UPDATE 15/8/21012: So I can confirm that we have resolved the issue described below. Long story short, it would seem with the newer IBM AMM Bladecenter firmware revisions that it is necessary for the AMM management network to be on a different subnet than the normal production network. Our guess is that the AMM becomes confused about where network packets should be directed, either on the external interface or the internal blade network.
We run two IBM Bladecenter H chassis with a single AMM module in each.We’ve had them going on 4 years, initially with no trouble and then progressively run into bugs, as firmware has been update, to support newer models of blade servers. Just recently I’ve been working on ensuring we are running on recent stable firmware for these servers in preparation for upgrading to ESXi 5.

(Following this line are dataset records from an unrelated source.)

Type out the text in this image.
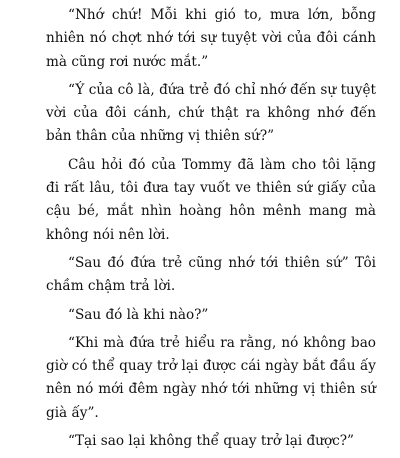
“Nhớ chứ! Mỗi khi gió to, mưa lớn, bỗng nhiên nó chợt nhớ tới sự tuyệt vời của đôi cánh mà cũng rơi nước mắt.”

“Ý của cô là, đứa trẻ đó chỉ nhớ đến sự tuyệt vời của đôi cánh, chứ thật ra không nhớ đến bản thân của những vị thiên sứ?”

Câu hỏi đó của Tommy đã làm cho tôi lặng đi rất lâu, tôi đưa tay vuốt ve thiên sứ giấy của cậu bé, mắt nhìn hoàng hôn mênh mang mà không nói nên lời.

“Sau đó đứa trẻ cũng nhớ tới thiên sứ” Tôi chầm chậm trả lời.

“Sau đó là khi nào?”

“Khi mà đứa trẻ hiểu ra rằng, nó không bao giờ có thể quay trở lại được cái ngày bắt đầu ấy nên nó mới đêm ngày nhớ tới những vị thiên sứ già ấy”.

“Tại sao lại không thể quay trở lại được?”
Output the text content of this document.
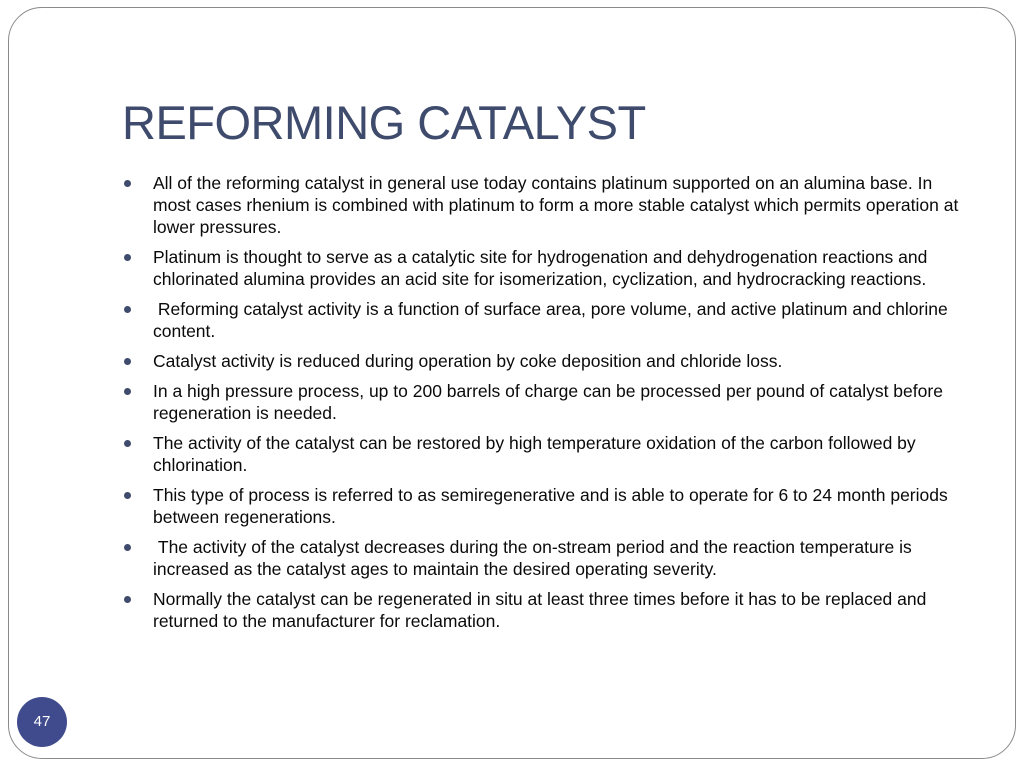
REFORMING CATALYST
All of the reforming catalyst in general use today contains platinum supported on an alumina base. In most cases rhenium is combined with platinum to form a more stable catalyst which permits operation at lower pressures.
Platinum is thought to serve as a catalytic site for hydrogenation and dehydrogenation reactions and chlorinated alumina provides an acid site for isomerization, cyclization, and hydrocracking reactions.
Reforming catalyst activity is a function of surface area, pore volume, and active platinum and chlorine content.
Catalyst activity is reduced during operation by coke deposition and chloride loss.
In a high pressure process, up to 200 barrels of charge can be processed per pound of catalyst before regeneration is needed.
The activity of the catalyst can be restored by high temperature oxidation of the carbon followed by chlorination.
This type of process is referred to as semiregenerative and is able to operate for 6 to 24 month periods between regenerations.
The activity of the catalyst decreases during the on-stream period and the reaction temperature is increased as the catalyst ages to maintain the desired operating severity.
Normally the catalyst can be regenerated in situ at least three times before it has to be replaced and returned to the manufacturer for reclamation.
47
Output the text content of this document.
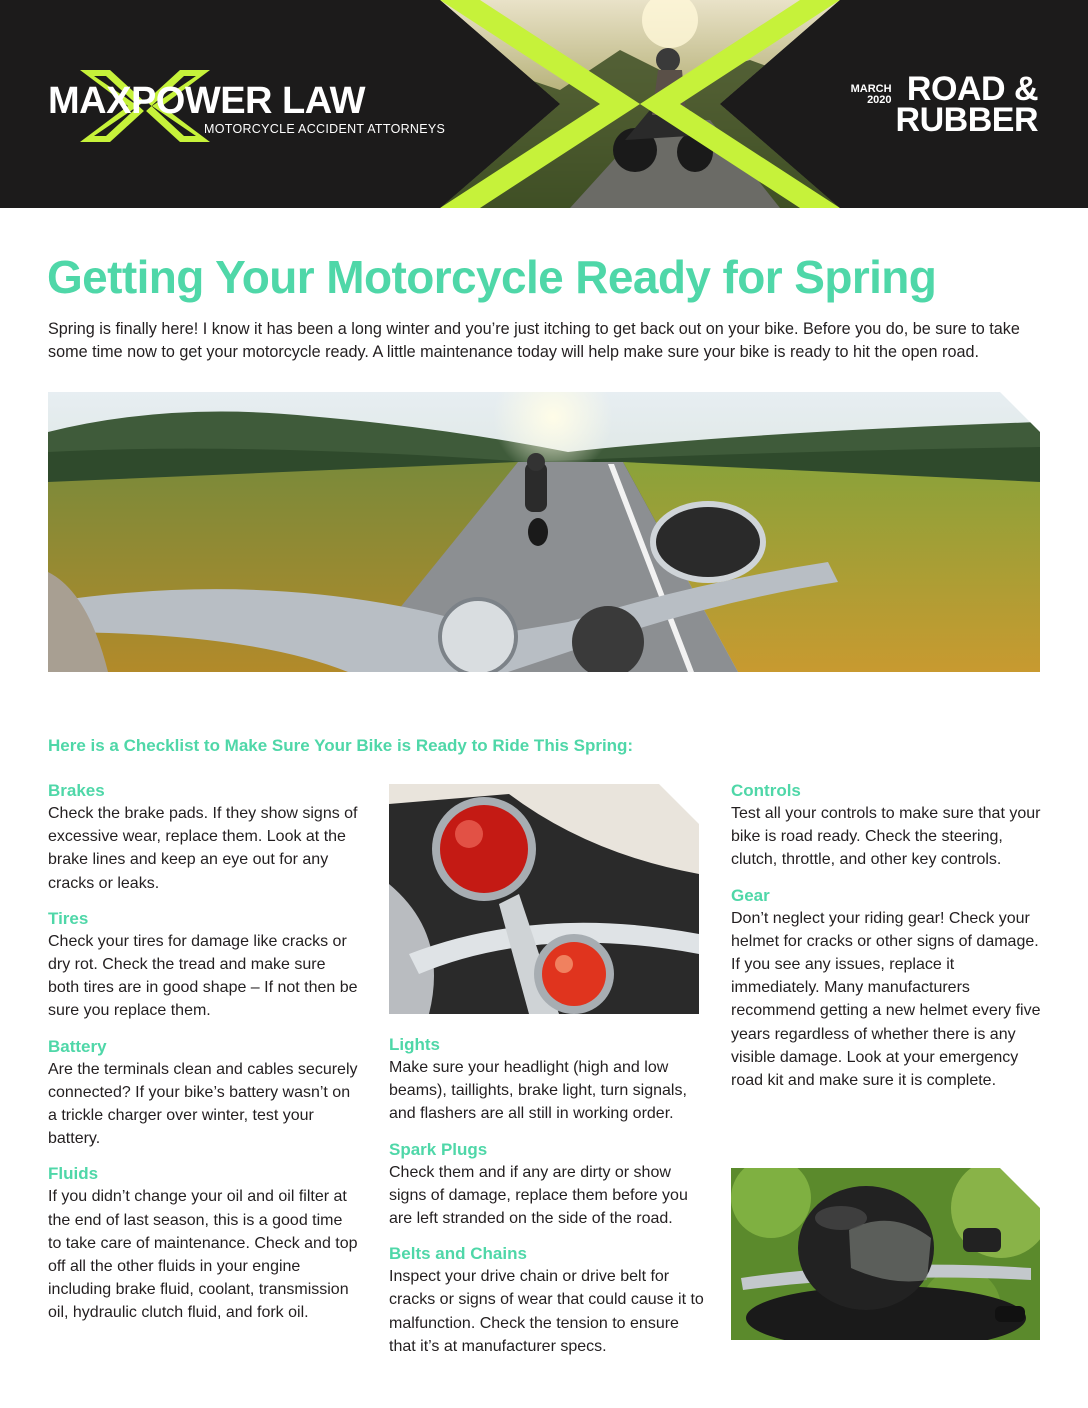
MAXPOWER LAW
MOTORCYCLE ACCIDENT ATTORNEYS
MARCH
2020 ROAD &
RUBBER
Getting Your Motorcycle Ready for Spring

Spring is finally here! I know it has been a long winter and you’re just itching to get back out on your bike. Before you do, be sure to take some time now to get your motorcycle ready. A little maintenance today will help make sure your bike is ready to hit the open road.

Here is a Checklist to Make Sure Your Bike is Ready to Ride This Spring:
Brakes
Check the brake pads. If they show signs of excessive wear, replace them. Look at the brake lines and keep an eye out for any cracks or leaks.
Tires
Check your tires for damage like cracks or dry rot. Check the tread and make sure both tires are in good shape – If not then be sure you replace them.
Battery
Are the terminals clean and cables securely connected? If your bike’s battery wasn’t on a trickle charger over winter, test your battery.
Fluids
If you didn’t change your oil and oil filter at the end of last season, this is a good time to take care of maintenance. Check and top off all the other fluids in your engine including brake fluid, coolant, transmission oil, hydraulic clutch fluid, and fork oil.
Lights
Make sure your headlight (high and low beams), taillights, brake light, turn signals, and flashers are all still in working order.
Spark Plugs
Check them and if any are dirty or show signs of damage, replace them before you are left stranded on the side of the road.
Belts and Chains
Inspect your drive chain or drive belt for cracks or signs of wear that could cause it to malfunction. Check the tension to ensure that it’s at manufacturer specs.
Controls
Test all your controls to make sure that your bike is road ready. Check the steering, clutch, throttle, and other key controls.
Gear
Don’t neglect your riding gear! Check your helmet for cracks or other signs of damage. If you see any issues, replace it immediately. Many manufacturers recommend getting a new helmet every five years regardless of whether there is any visible damage. Look at your emergency road kit and make sure it is complete.
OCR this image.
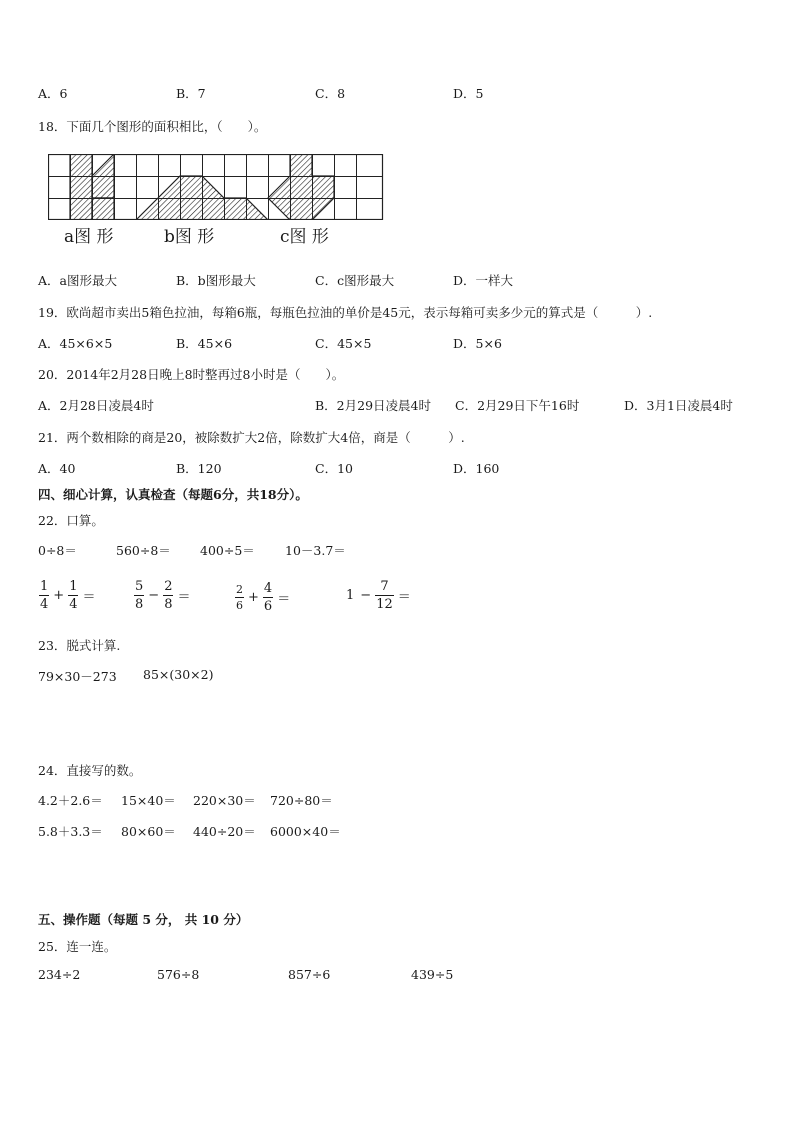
A．6	B．7	C．8	D．5
18．下面几个图形的面积相比，（　　）。
a图 形	b图 形	c图 形
A．a图形最大	B．b图形最大	C．c图形最大	D．一样大
19．欧尚超市卖出5箱色拉油，每箱6瓶，每瓶色拉油的单价是45元，表示每箱可卖多少元的算式是（　　　）.
A．45×6×5	B．45×6	C．45×5	D．5×6
20．2014年2月28日晚上8时整再过8小时是（　　）。
A．2月28日凌晨4时	B．2月29日凌晨4时 C．2月29日下午16时	D．3月1日凌晨4时
21．两个数相除的商是20，被除数扩大2倍，除数扩大4倍，商是（　　　）.
A．40	B．120	C．10	D．160
四、细心计算，认真检查（每题6分，共18分）。
22．口算。
0÷8＝	560÷8＝ 400÷5＝ 10－3.7＝
1
4
+ $\frac{1}{4}$ ＝
5
8
− $\frac{2}{8}$ ＝
2
6
+ $\frac{4}{6}$ ＝	$1 - \frac{7}{12}$ ＝
23．脱式计算.
79×30－273 85×(30×2)
24．直接写的数。
4.2＋2.6＝ 15×40＝ 220×30＝ 720÷80＝
5.8＋3.3＝ 80×60＝ 440÷20＝ 6000×40＝
五、操作题（每题 5 分， 共 10 分）
25．连一连。
234÷2	576÷8	857÷6	439÷5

In terms of networking, our internal network has traditionally been a flat layer2 network, more recently we introduced layer3 core switching and vlans into the mix. Regardless, we have historically had our management ethernet interfaces on the same layer2 subnet as our servers and clients. In the diagram below is a segment of our network as it relates to our Bladecenter for this scenario (In fact its much more complex than that but I’ve cut out the extra faff). This has worked fine for years.
So in the last few days I updated our DR Bladecenter AMM to version 3.62R (our other Bladecenter in production is running 3.62C).
After the restart I noticed that pinging to the device was very patchy; our monitoring system was reporting the AMM plus the cisco and brocade modules management interfaces in the blade, as being down. Pinging either showed good sub 1ms or nothing at all, there was no variation in latency.
The normal troubleshooting routine began, plugging in to the AMM via crossover cable showed a stable connection, nothing in the AMM logs of note, resetting and re-seating the AMM made no difference. Fixing the speed and duplex of the connection made no difference either.
A bit of research brought me to this IBM retain tip ibm.co/Pf7mux.
The tip effectively states that if you have the AMM on the same subnet as the blade servers, then server network connectivity could be lost as the AMM may send a proxy arp to a request directed at the server. WTF!?
What bugs me is I’ve looked at the install guides and there is no warning in regards to this flat configuration and for years it’s been fine, with issues only coming up now with the 3.62 firmware.
We’re now trying to confirm that we have this exact problem by moving the AMM onto its own vlan as well as monitor the AMM’s network traffic to get a better view of what is happening.